Tag Archives: debtwatch

Australia Only OECD Nation With Rising Debt

11 Mar

From Marketwatch:

Australia’s seemingly bulletproof economy could soon face fallout from high debt levels and purportedly misguided policies designed to pump up asset prices, according to an outspoken skeptic of the nation’s housing boom.

Economist Steve Keen of the University of Western Sydney, who claims* to have accurately foreseen the global financial crisis, said he’s been dismayed by what he sees as a growing nationwide housing bubble stoked by government efforts to forestall economic pain.

Keen points to a first-time homebuyer subsidy program, various other stimulus programs, and a 4-percentage-point reduction in interest rates — policies introduced in the wake of the 2008 crash and which he termed “The Boost” — as having helped fueled a new housing boom and a 6% rise in mortgage debt last year.

“The Boost has … given Australia a dubious distinction when compared to the rest of the OECD. Yes, we are the only country that avoided a technical recession; but we are also the only country where debt levels are rising once more compared to GDP, rather than falling” …
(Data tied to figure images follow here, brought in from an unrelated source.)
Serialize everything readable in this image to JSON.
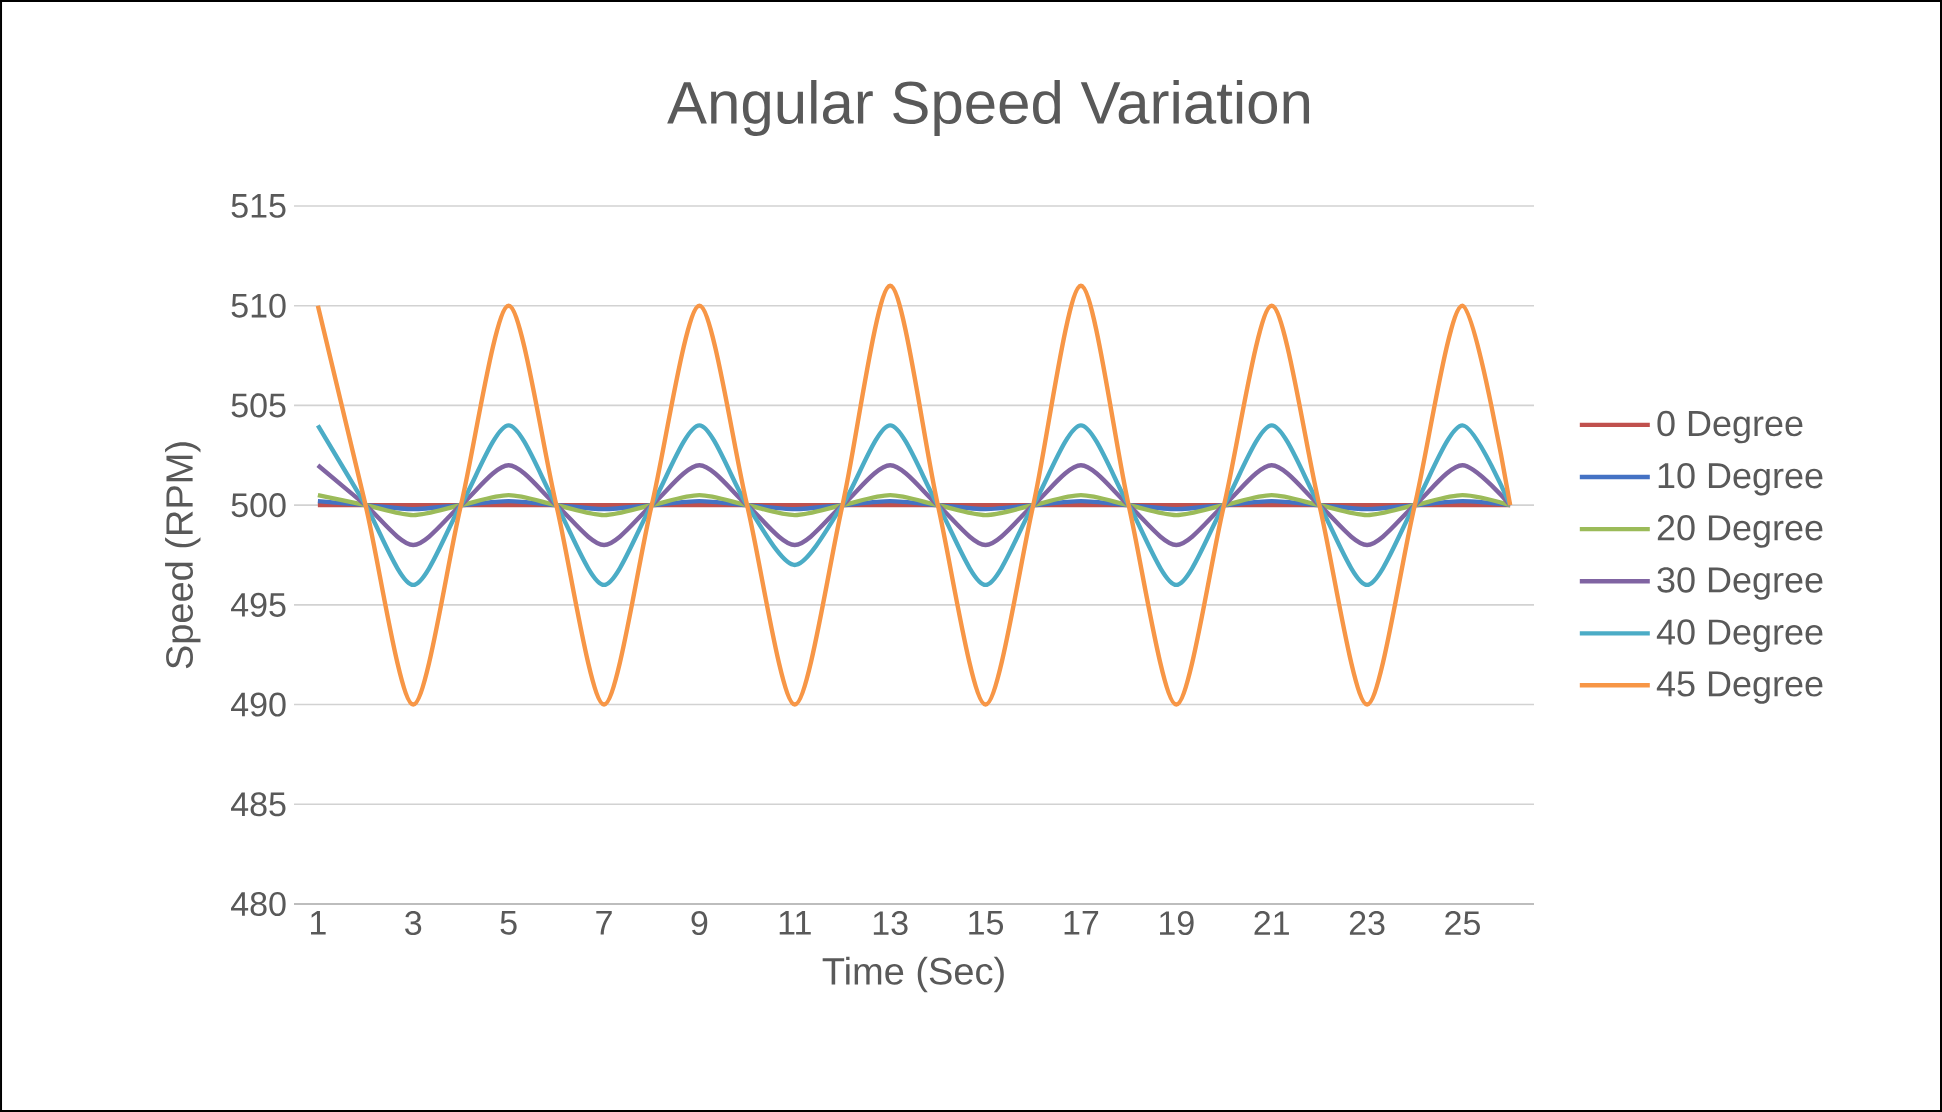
{
  "chart_data": {
    "type": "line",
    "title": "Angular Speed Variation",
    "xlabel": "Time (Sec)",
    "ylabel": "Speed (RPM)",
    "categories": [
      "1",
      null,
      "3",
      null,
      "5",
      null,
      "7",
      null,
      "9",
      null,
      "11",
      null,
      "13",
      null,
      "15",
      null,
      "17",
      null,
      "19",
      null,
      "21",
      null,
      "23",
      null,
      "25",
      null
    ],
    "series": [
      {
        "name": "0 Degree",
        "color": "#c0504d",
        "values": [
          500,
          500,
          500,
          500,
          500,
          500,
          500,
          500,
          500,
          500,
          500,
          500,
          500,
          500,
          500,
          500,
          500,
          500,
          500,
          500,
          500,
          500,
          500,
          500,
          500,
          500
        ]
      },
      {
        "name": "10 Degree",
        "color": "#4472c4",
        "values": [
          500.2,
          500,
          499.8,
          500,
          500.2,
          500,
          499.8,
          500,
          500.2,
          500,
          499.8,
          500,
          500.2,
          500,
          499.8,
          500,
          500.2,
          500,
          499.8,
          500,
          500.2,
          500,
          499.8,
          500,
          500.2,
          500
        ]
      },
      {
        "name": "20 Degree",
        "color": "#9bbb59",
        "values": [
          500.5,
          500,
          499.5,
          500,
          500.5,
          500,
          499.5,
          500,
          500.5,
          500,
          499.5,
          500,
          500.5,
          500,
          499.5,
          500,
          500.5,
          500,
          499.5,
          500,
          500.5,
          500,
          499.5,
          500,
          500.5,
          500
        ]
      },
      {
        "name": "30 Degree",
        "color": "#8064a2",
        "values": [
          502,
          500,
          498,
          500,
          502,
          500,
          498,
          500,
          502,
          500,
          498,
          500,
          502,
          500,
          498,
          500,
          502,
          500,
          498,
          500,
          502,
          500,
          498,
          500,
          502,
          500
        ]
      },
      {
        "name": "40 Degree",
        "color": "#4bacc6",
        "values": [
          504,
          500,
          496,
          500,
          504,
          500,
          496,
          500,
          504,
          500,
          497,
          500,
          504,
          500,
          496,
          500,
          504,
          500,
          496,
          500,
          504,
          500,
          496,
          500,
          504,
          500
        ]
      },
      {
        "name": "45 Degree",
        "color": "#f79646",
        "values": [
          510,
          500,
          490,
          500,
          510,
          500,
          490,
          500,
          510,
          500,
          490,
          500,
          511,
          500,
          490,
          500,
          511,
          500,
          490,
          500,
          510,
          500,
          490,
          500,
          510,
          500
        ]
      }
    ],
    "ylim": [
      480,
      515
    ],
    "yticks": [
      480,
      485,
      490,
      495,
      500,
      505,
      510,
      515
    ],
    "grid": "y",
    "legend": "right"
  }
}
*Proof of Professor Keen’s “claim” can be independently verified in this research paper, which references a handful of economists who did predict the GFC in advance.

UPDATE:

On April 15th through 23rd, I will be joining Professor Keen in his 230km “Keenwalk” from Parliament House to Mount Kosciuszko, in protest against Australia’s property mania that has been driven directly by insane – and in my personal opinion, immoral – Federal Government and RBA policies.

Please consider joining us, for the whole trek or even just for an afternoon section of the walk.

If you’d care to assist a genuinely worthy cause, then please consider sponsoring Professor Keen, or indeed myself. Funds raised will support the wonderful charity Swags For Homeless.

Thanks!

Home Loans Slump Most In A Decade

10 Mar

From the Sydney Morning Herald:

The number of home loans plummeted by 7.9 per cent in January, the biggest fall since June 2000, after the phasing out of last year’s first-home buyers’ grant boost and interest rate rises sapped demand.

January’s result follows a revised 5.1 per cent drop in December, the Australian Bureau of Statistics reported, citing seasonally adjusted figures. Economists had been predicting a 2 per cent increase in January.

As usual, over the “long run” we again see that the predictions of mainstream economic “experts” are wrong.

This result underlines what contrarian economists such as Professor Steve Keen have been warning for several years.  That the government and Reserve Bank of Australia have, together, fuelled a massive bubble in property prices.  Rudd Labor’s doubling of the First Home Owners Boost, and the RBA’s slashing of interest rates in late 2008, have encouraged tens of thousands of borrowers to take on ever greater levels of debt. In the process, these buyers armed with cash handouts from the government and tempted by record-low interest rates, have bidded up the already record-high prices of Australian real estate.

Now that the FHOB has been withdrawn by a debt-laden government, and interest rates are beginning to rise, immediately we see a dramatic fall in demand for the loans that support Australia’s unprecedented housing bubble.